Blue Steel (1934, directed by Robert N. Bradbury)

On a stormy night, frontier Sheriff Jake Withers (George “Gabby” Hayes) and undercover U.S. Marshal Carruthers (John Wayne) both check into the same inn.  They are both searching for the infamous Polka Dot Bandit (Yakima Canutt), who has been burglarizing homes and businesses all over California.  They both figure that, on a rainy night like this, there’s no way that the Bandit is going to be out.  It turns out they are both wrong.  The Bandit breaks into the inn and robs the safe but also leaves behind one of his spurs.  The sheriff comes across Carruthers investigating the safe and mistakenly believes that Carruthers is the bandit.

Later, when Sheriff Winters goes out to Carruthers’s cabin, he’s planning on arresting Carruthers.  Before he can do so, they both hear gun shots.  Outside, another group of bandits is chasing Betty (Eleanor Hunt) and her father.  The Sherriff and Carruthers manage to save Betty but her father is killed.  The grieving Betty is taken in by a local rancher named Malgrove (Edward Peil, Jr.) but it turns out that Malgrove is the head of the Polka Dot Gang and he is planning on killing Betty in order to keep a shipment of supplies from coming to the town!  Carruthers and the sheriff have to work together to thwart Malgrove’s plan and bring the Polka Dot Bandit to justice.

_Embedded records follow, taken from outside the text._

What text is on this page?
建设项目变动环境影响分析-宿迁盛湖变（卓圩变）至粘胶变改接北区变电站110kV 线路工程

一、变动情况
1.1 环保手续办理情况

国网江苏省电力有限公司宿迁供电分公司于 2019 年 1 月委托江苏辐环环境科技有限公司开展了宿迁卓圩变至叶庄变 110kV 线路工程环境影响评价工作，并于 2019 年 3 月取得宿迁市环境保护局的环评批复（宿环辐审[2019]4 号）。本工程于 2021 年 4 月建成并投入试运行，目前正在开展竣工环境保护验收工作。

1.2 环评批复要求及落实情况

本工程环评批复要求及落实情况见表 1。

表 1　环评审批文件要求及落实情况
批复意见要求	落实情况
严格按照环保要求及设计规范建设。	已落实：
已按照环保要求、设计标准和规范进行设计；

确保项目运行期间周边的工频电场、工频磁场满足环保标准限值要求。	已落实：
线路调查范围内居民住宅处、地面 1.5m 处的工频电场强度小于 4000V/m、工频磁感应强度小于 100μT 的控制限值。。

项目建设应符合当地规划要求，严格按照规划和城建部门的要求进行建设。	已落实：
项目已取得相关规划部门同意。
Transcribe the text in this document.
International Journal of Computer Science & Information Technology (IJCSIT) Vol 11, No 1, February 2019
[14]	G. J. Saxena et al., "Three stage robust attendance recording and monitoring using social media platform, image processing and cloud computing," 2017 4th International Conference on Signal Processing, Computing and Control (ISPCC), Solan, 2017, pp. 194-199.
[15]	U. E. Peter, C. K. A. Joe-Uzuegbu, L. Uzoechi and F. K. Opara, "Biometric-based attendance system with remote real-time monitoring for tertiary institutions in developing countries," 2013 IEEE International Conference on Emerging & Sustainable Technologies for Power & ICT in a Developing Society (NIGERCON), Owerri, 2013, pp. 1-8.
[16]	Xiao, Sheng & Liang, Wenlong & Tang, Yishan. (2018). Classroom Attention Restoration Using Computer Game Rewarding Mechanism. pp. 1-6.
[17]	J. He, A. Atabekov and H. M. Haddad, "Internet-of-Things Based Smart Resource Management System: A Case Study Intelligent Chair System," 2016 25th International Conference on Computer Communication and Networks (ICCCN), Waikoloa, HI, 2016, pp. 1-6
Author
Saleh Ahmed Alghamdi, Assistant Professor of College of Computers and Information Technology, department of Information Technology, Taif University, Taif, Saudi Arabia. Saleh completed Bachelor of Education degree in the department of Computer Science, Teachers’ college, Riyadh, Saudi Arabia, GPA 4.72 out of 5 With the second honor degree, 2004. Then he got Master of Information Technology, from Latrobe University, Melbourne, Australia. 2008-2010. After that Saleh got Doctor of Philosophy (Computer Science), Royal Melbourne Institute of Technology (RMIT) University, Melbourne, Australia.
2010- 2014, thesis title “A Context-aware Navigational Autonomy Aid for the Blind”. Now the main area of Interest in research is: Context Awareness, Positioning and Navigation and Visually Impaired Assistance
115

This 54-minute programmer was one of the many B-westerns that John Wayne made for Monogram Pictures in the days before John Ford made him a star by casting him in Stagecoach.  Though Wayne was still learning how to act on camera, the screen presence that would make him a star can be seen in Blue Steel and he and Hayes make a good team.  The story is simple enough but there’s enough horse riding and fistfights to keep most B-western fans entertained.  It’s still hard not to imagine how much different the movie would have been if the sheriff had arrested Carruthers at the scene of the crime instead of letting him ride out to his cabin.  It’s a good thing these old programmers never had to make too much sense.

Randy Rides Alone (1934, directed by Harry L. Fraser)

Randy (John Wayne) rides his horse into a frontier town.  He is planning to pay a visit to his old friend, saloon owner Ed Rogers.  But when Randy enters the saloon, he discovers that everyone, including Ed, has been shot dead and a hand-written note has been left by the perpetrator, warning the sheriff not to come after him.

The sheriff and a posse of citizens arrive at the saloon and refuse to believe Randy when he says that he didn’t commit the crime.  Matt the Mute (George Hayes, before he became known as Gabby) hands the sheriff a note in which he suggests arresting Randy and hanging him for the crime.  Matt’s note is written in the same handwriting as the note that was left at the saloon but no one notices because Matt has a reputation for being a fine, upstanding citizen.

With the help of Ed’s niece, Sally (Alberta Vaughn), Randy escapes from the posse and makes his way to a cave, which he discovers is the hideout for a gang of thieves led by Matt the Mute, who isn’t even a mute!  When the gang kidnaps Sally, Randy has to rescue her and clear his name.

A 56-minute programmer, Randy Rides Alone is one of the many B-westerns that John Wayne made before Stagecoach made him a star.  In the 30s, every poverty row studio was churning out short westerns that would play as double features and which would entertain audiences looking for an escape from the present day.  Randy Rides Alone is one of the better examples of the genre, due to John Wayne’s authoritative presence and a better-than-average plot.  The opening, with a smiling John Wayne entering the saloon just to discover that all of his friends have been murdered, establishes the stakes early on and the movie is as much about revenge as it is about Randy clearing his name.  George Hayes, who became best known for playing comedic relief sidekicks, is an effective villain.  The film’s target audience was probably bored with Sally and Randy falling in love but they also probably enjoyed Randy climbing a mountain to rescue her.  The movie ends with Sally announcing that Randy won’t be riding alone much longer.  Randy may have settled down but John Wayne had 150 more films ahead of him.